The Contender in A Contracting Market

From 1953 to 1969 former Tilling-Stevens factory built the Commer TS3, a compact, if noisy, two-stroke opposed-piston diesel engine adopted in Commer commercials and later marks of their Avenger bus chassis. Harrington (like Beadle) employed units from the Avenger together with a mid-mounted TS3 engine in its Contender range of integral buses and coaches of the mid-1950s, some of these resembled the Wayfarer and others had the standard bus outline of the time, but there was a special design built for BOAC this had a straight waistrail and a multi-paned lantern-type windscreen. (One at least of these were powered by an eight-cylinder Rolls-Royce petrol engine of military pattern, driving torque-converter transmission. An odd choice of propulsion in the fuel-economy obsessed 1950s but they were probably a lot lighter on petrol than a Boeing Stratocruiser or a Lockheed Super Constellation). This style of Contender was sold in 1:43 scale model by Dinky Toys as their 'Airport Coach' BOAC took 28, of which nineteen were used overseas making them the largest customer for the Contender, Maidstone and District were second with 11 buses and one coach.

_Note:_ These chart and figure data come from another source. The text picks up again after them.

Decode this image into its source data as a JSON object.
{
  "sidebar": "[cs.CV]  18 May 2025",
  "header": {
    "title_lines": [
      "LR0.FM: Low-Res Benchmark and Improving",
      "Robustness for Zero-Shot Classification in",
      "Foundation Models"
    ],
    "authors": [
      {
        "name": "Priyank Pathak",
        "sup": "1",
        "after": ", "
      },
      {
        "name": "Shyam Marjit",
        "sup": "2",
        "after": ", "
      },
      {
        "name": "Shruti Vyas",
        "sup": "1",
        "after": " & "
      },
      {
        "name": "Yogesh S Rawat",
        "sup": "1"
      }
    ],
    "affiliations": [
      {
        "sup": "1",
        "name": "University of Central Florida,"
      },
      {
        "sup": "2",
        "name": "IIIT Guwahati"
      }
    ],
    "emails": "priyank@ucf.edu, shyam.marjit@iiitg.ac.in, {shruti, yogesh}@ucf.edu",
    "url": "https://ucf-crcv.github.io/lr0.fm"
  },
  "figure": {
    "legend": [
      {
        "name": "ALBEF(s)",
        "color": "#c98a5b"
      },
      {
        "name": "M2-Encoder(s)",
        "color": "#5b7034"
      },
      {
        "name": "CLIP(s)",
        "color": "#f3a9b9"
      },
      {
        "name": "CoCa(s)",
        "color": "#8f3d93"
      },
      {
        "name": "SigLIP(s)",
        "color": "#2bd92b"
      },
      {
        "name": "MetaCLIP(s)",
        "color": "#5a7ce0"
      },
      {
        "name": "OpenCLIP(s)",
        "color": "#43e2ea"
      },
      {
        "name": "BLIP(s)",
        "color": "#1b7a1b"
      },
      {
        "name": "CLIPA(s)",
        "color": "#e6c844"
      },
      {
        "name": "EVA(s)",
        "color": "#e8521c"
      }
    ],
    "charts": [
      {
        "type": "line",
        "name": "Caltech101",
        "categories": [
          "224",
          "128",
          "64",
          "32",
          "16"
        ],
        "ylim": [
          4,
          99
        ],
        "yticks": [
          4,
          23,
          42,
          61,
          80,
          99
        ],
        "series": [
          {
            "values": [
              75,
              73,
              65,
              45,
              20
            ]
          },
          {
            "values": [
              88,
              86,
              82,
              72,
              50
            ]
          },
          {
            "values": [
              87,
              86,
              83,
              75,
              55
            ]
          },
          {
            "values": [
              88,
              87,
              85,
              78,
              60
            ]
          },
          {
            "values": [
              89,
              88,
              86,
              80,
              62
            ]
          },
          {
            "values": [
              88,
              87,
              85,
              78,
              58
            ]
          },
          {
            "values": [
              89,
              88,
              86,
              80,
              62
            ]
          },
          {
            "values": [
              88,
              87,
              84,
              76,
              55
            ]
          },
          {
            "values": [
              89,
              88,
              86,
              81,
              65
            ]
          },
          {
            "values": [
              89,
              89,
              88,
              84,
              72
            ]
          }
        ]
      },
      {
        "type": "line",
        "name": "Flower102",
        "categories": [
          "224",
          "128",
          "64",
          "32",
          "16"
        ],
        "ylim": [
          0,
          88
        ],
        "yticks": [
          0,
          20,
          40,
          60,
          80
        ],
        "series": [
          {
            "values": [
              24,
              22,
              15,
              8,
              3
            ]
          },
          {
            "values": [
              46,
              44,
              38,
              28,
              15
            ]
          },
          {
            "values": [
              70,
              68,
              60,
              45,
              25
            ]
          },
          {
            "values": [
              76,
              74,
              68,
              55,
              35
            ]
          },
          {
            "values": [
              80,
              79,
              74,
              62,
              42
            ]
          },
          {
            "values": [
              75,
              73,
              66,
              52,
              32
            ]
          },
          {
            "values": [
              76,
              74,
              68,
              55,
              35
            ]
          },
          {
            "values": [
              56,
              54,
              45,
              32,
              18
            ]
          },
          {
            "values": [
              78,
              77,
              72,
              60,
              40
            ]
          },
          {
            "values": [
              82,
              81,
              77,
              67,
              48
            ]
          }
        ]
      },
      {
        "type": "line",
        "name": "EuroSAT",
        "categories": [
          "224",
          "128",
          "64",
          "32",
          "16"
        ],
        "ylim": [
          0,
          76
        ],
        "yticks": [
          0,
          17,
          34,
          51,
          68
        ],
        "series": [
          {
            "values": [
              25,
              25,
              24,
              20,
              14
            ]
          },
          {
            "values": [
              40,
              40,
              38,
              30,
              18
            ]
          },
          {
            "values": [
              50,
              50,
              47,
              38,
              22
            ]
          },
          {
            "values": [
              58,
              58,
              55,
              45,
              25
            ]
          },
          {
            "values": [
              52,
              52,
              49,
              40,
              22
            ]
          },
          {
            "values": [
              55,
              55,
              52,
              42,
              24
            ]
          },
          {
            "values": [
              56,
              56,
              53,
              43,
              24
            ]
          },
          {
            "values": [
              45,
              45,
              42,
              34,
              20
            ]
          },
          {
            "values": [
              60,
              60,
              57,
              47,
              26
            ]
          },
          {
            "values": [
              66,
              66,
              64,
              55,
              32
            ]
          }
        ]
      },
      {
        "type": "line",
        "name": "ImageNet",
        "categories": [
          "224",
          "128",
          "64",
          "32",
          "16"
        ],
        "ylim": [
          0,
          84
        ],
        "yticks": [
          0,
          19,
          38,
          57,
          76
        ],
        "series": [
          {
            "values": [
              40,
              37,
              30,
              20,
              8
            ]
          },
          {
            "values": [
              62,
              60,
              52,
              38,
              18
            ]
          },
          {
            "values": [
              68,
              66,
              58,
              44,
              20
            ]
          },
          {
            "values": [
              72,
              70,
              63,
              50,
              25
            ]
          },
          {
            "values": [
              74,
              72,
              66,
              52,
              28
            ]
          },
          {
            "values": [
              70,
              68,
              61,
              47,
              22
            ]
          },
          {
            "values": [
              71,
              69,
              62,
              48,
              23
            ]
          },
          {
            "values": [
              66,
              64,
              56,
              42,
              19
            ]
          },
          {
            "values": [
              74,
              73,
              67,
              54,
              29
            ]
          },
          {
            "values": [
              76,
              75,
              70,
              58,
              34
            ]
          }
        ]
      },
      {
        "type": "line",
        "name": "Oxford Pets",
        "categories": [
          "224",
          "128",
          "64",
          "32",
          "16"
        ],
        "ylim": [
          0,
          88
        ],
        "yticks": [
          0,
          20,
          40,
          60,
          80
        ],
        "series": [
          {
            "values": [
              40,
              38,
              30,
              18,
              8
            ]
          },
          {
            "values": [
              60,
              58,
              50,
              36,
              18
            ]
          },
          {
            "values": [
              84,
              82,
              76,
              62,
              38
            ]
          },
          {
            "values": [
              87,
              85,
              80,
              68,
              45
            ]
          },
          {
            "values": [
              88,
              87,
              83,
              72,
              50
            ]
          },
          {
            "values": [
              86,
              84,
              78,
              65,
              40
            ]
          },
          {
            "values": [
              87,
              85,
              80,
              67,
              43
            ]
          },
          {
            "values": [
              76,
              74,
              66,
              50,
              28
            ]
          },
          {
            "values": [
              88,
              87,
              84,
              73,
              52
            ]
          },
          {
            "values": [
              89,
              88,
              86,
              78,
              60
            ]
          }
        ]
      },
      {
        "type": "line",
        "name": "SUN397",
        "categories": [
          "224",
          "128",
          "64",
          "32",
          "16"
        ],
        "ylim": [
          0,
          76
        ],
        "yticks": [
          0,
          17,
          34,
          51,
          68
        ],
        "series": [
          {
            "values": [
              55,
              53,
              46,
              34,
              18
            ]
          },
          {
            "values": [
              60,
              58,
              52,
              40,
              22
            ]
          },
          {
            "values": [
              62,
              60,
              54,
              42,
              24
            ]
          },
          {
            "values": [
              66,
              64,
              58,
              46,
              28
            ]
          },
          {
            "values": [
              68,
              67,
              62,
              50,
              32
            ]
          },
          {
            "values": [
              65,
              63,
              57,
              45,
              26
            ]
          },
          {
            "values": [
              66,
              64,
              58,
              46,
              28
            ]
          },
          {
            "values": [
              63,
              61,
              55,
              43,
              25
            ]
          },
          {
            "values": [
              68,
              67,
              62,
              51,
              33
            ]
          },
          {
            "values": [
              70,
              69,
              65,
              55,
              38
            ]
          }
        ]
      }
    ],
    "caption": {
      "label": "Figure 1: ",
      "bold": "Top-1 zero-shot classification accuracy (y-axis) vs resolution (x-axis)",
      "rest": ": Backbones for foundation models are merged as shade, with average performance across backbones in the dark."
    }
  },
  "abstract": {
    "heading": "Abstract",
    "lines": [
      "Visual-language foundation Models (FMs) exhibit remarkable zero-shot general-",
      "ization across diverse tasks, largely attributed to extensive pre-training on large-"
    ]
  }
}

Although during its short life the Contender was less successful than Beadle's integral coaches, Beadle's comparable Chatham range were by 1957 almost their only line and when the BET group decided to reduce the number of its recommended suppliers only Southdown's liking for their coach body on the Leyland Tiger Cub kept the Dartford body lines going, but then Southdown switched to Weymann and briefly Burlingham (having taken Harrington Wayfarer mark ones in small numbers and then deserted Harrington for most of the 1950s) and that was the end of Beadle in the coachwork game. Rootes decided that the car-dealership chain Beadle also ran was a better business.

During the life of the Wayfarer all of the mushroom coachbuilding businesses disappeared. The clear number one in coach bodies by 1959 was Duple at Hendon, who by 1954 also had a bus factory in the east midlands at Kegworth and in 1958 purchased the bus builder Willowbrook in nearby Loughborough. Duple was strong in the lightweight end of the market, being first choice for bodies on the market-leading Bedford but was facing competition in the premium underfloor engined class from Plaxton and Burlingham of Blackpool. Like Harringtons, these were primarily builders of coach bodies who also did buses, Burlingham built double as well as single deck vehicles and had a respected if small list of customers for these. Weymann, Roe and Alexander were on the other hand bus builders who also did coaches.